To put down an ideogram of a table so that people will recognize
To put down an ideogram of a table so that people will recognize it as a table is not the work of a painter, but to sense it for a moment as a magic carpet with a leg hanging down at each corner is the beginning of a painter's imagination.
The words of Frank Auerbach — “To put down an ideogram of a table so that people will recognize it as a table is not the work of a painter, but to sense it for a moment as a magic carpet with a leg hanging down at each corner is the beginning of a painter’s imagination.” — speak to the very essence of art, perception, and the sacred power of imagination. In this saying, Auerbach draws a line between representation and creation, between the craftsman who copies what is seen and the artist who feels what lies beneath the surface of reality. The true painter, he tells us, does not merely record what the eye perceives; he awakens what the soul knows. For where others see a table, the artist sees a magic carpet — alive, transforming, breathing with mystery.
This quote arises from Auerbach’s lifelong struggle to capture not likeness, but life itself. As one of the great British expressionists of the twentieth century, Auerbach labored with paint as though wrestling with existence. His works are dense, layered, almost sculptural — as if he were trying to pin the fleeting spirit of the world to the canvas before it vanished. When he speaks of an ideogram — a simple symbol that identifies an object — he rejects the mere imitation of things. To him, the table drawn to look like a table is lifeless; it is but a corpse of truth.

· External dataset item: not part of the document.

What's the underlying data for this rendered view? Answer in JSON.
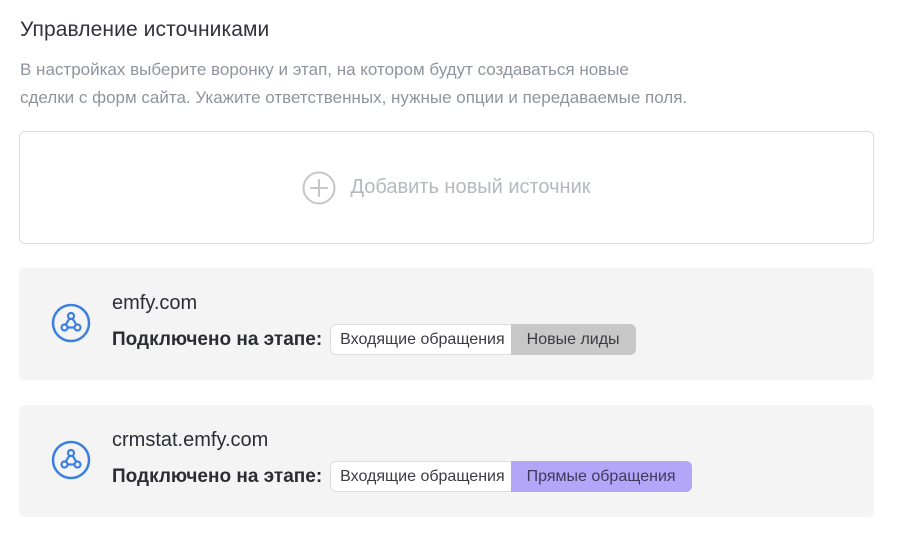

But to imagine that same table as a magic carpet — hovering with energy, trembling with potential — that is to step into the realm of creation, where the painter becomes a seer.

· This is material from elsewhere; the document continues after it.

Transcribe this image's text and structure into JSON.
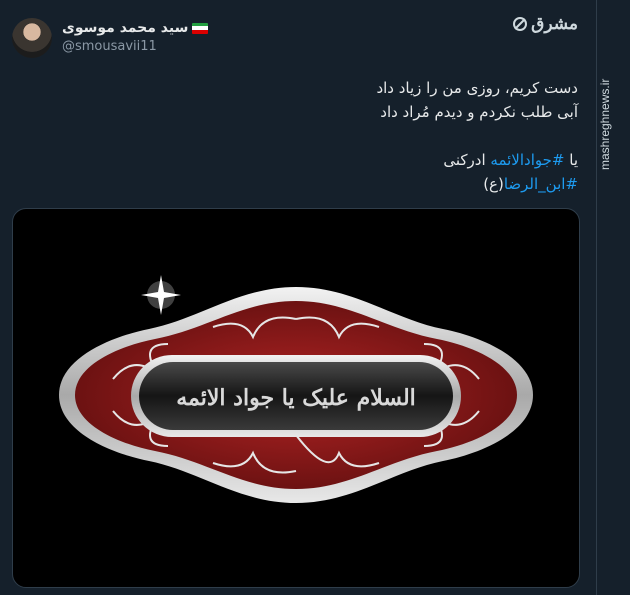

For the imagination, as the ancients taught, is not fantasy but divine perception — the eye of the spirit that beholds what matter conceals. Plato spoke of the world of Forms, where every visible thing is but a shadow of its eternal essence. Auerbach echoes this timeless idea: the artist’s task is not to reproduce the shadow, but to reach into the light that casts it. The magic carpet is not literal; it is the artist’s way of saying that even the most ordinary object can be transfigured by vision. To sense the living magic within the mundane is the beginning of imagination, the true act of seeing.

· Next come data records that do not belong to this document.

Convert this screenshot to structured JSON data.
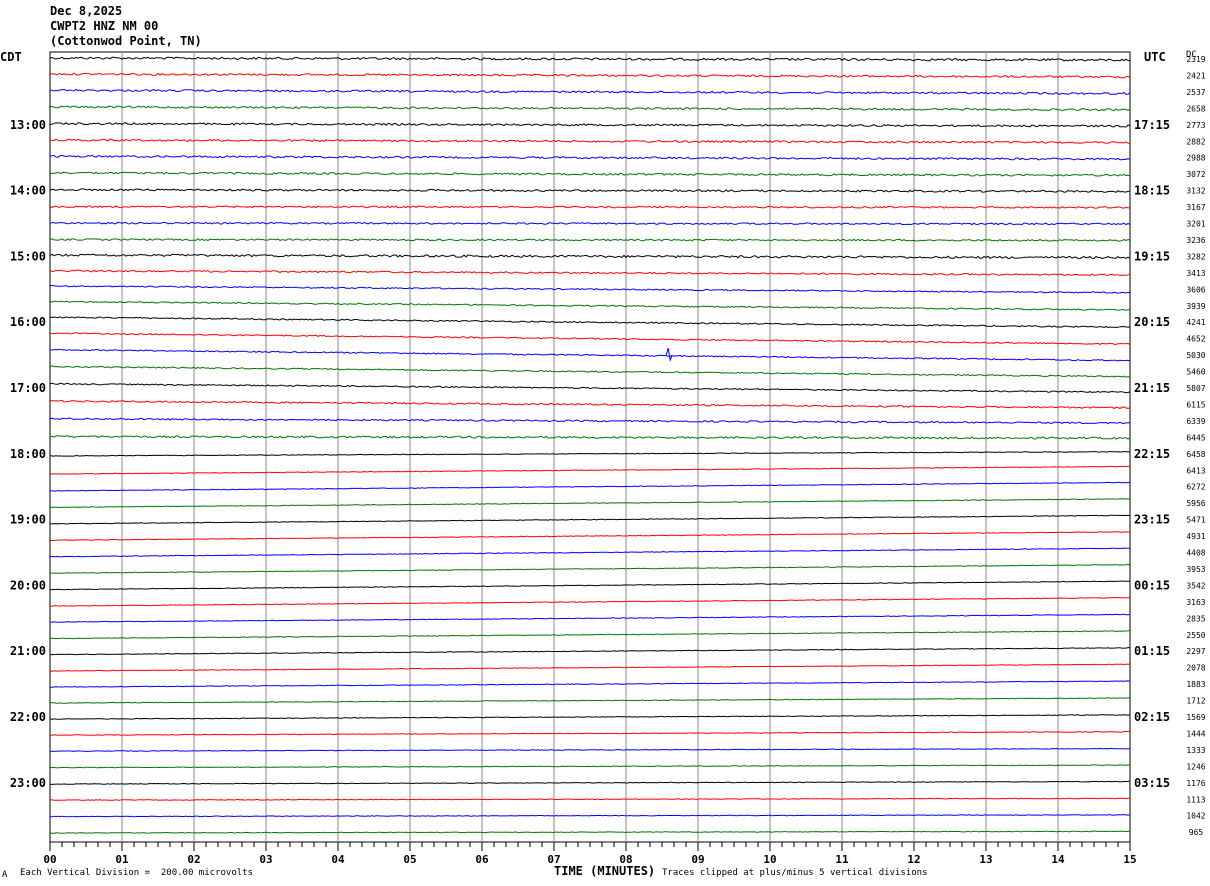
{
  "header": {
    "date": "Dec 8,2025",
    "station": "CWPT2 HNZ NM 00",
    "location": "(Cottonwod Point, TN)"
  },
  "left_timezone": "CDT",
  "right_timezone": "UTC",
  "dc_label": "DC",
  "footer": {
    "scale_note": "Each Vertical Division =  200.00 microvolts",
    "clip_note": "Traces clipped at plus/minus 5 vertical divisions",
    "corner_mark": "A"
  },
  "colors": {
    "black": "#000000",
    "red": "#ff0000",
    "blue": "#0000ff",
    "green": "#007700",
    "grid": "#888888"
  },
  "chart_data": {
    "type": "line",
    "title": "CWPT2 HNZ NM 00",
    "xlabel": "TIME (MINUTES)",
    "x_ticks": [
      "00",
      "01",
      "02",
      "03",
      "04",
      "05",
      "06",
      "07",
      "08",
      "09",
      "10",
      "11",
      "12",
      "13",
      "14",
      "15"
    ],
    "xlim": [
      0,
      15
    ],
    "left_hour_labels": [
      "13:00",
      "14:00",
      "15:00",
      "16:00",
      "17:00",
      "18:00",
      "19:00",
      "20:00",
      "21:00",
      "22:00",
      "23:00"
    ],
    "right_hour_labels": [
      "17:15",
      "18:15",
      "19:15",
      "20:15",
      "21:15",
      "22:15",
      "23:15",
      "00:15",
      "01:15",
      "02:15",
      "03:15"
    ],
    "trace_colors": [
      "black",
      "red",
      "blue",
      "green"
    ],
    "dc_values": [
      2319,
      2421,
      2537,
      2658,
      2773,
      2882,
      2988,
      3072,
      3132,
      3167,
      3201,
      3236,
      3282,
      3413,
      3606,
      3939,
      4241,
      4652,
      5030,
      5460,
      5807,
      6115,
      6339,
      6445,
      6458,
      6413,
      6272,
      5956,
      5471,
      4931,
      4408,
      3953,
      3542,
      3163,
      2835,
      2550,
      2297,
      2078,
      1883,
      1712,
      1569,
      1444,
      1333,
      1246,
      1176,
      1113,
      1042,
      965
    ],
    "trace_drift": [
      0.25,
      0.35,
      0.4,
      0.35,
      0.3,
      0.3,
      0.35,
      0.3,
      0.2,
      0.1,
      0.1,
      0.1,
      0.3,
      0.5,
      0.8,
      1.0,
      1.2,
      1.3,
      1.3,
      1.2,
      1.0,
      0.8,
      0.5,
      0.2,
      -0.5,
      -0.9,
      -1.0,
      -1.0,
      -1.0,
      -1.0,
      -1.0,
      -1.0,
      -1.0,
      -1.0,
      -0.9,
      -0.9,
      -0.8,
      -0.8,
      -0.7,
      -0.6,
      -0.5,
      -0.4,
      -0.3,
      -0.3,
      -0.3,
      -0.2,
      -0.2,
      -0.2
    ],
    "trace_noise": [
      0.35,
      0.3,
      0.3,
      0.3,
      0.3,
      0.3,
      0.3,
      0.3,
      0.3,
      0.25,
      0.25,
      0.25,
      0.35,
      0.25,
      0.2,
      0.2,
      0.2,
      0.2,
      0.2,
      0.2,
      0.2,
      0.25,
      0.25,
      0.3,
      0.1,
      0.1,
      0.1,
      0.1,
      0.1,
      0.1,
      0.1,
      0.1,
      0.1,
      0.1,
      0.1,
      0.1,
      0.1,
      0.1,
      0.1,
      0.1,
      0.1,
      0.1,
      0.1,
      0.1,
      0.1,
      0.1,
      0.1,
      0.1
    ]
  }
}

Consider the example of Vincent van Gogh, who painted chairs, shoes, and wheat fields — yet in his hands, these humble things blazed with emotion and spirit. A chair was not a chair; it was the seat of solitude, the weight of human presence. His imagination transformed the common into the cosmic. Had he sought only to depict a chair accurately, his work would have died upon the page. But because he saw with the eyes of wonder, he revealed something deeper — the pulse of the infinite within the finite. Like Auerbach’s magic carpet, van Gogh’s ordinary objects became gateways into eternity.
Auerbach’s teaching, then, is not merely about painting — it is about how to see the world. Most people live surrounded by ideograms: symbols they recognize but do not feel. They see trees but not the trembling of life within them; they see faces but not the stories they hold. The painter, the poet, the dreamer — these are the ones who reawaken sensation, who remind the world that the ordinary is radiant. To sense something “for a moment as a magic carpet” is to pierce the veil of habit, to see the sacred shining through the familiar.
Yet this act requires courage. For to look beyond appearances is to live in continual awe — and awe, though beautiful, is not safe. It disturbs complacency. It demands attention, vulnerability, reverence. The imagination does not allow one to walk through life asleep. The painter’s eye is both a blessing and a burden, for it sees the world not as it is, but as it might become. It senses motion in stillness, eternity in the moment, and spirit in every form. To live thus is to dwell at the border between the visible and the invisible — where art, and perhaps all wisdom, begins.
Let this be the lesson for all who listen: whether you wield a brush, a pen, or simply the imagination itself, do not settle for recognition when you can seek revelation. See beyond the outline of things. Ask what they mean, not merely what they are. Train your eyes to find wonder where others find routine. For to sense the magic carpet beneath the table, to feel the tremor of mystery in the ordinary — that is not only the beginning of a painter’s imagination, but the awakening of the human soul.
And so, as the ancients would teach, art is not the making of things, but the seeing of truth. The true painter, like the true philosopher, perceives the divine thread that runs through all creation. Therefore, live as a painter of life itself — not one who sketches what is seen, but one who feels what is hidden. For every object, every person, every moment is waiting to reveal its magic — if only the imagination is brave enough to look.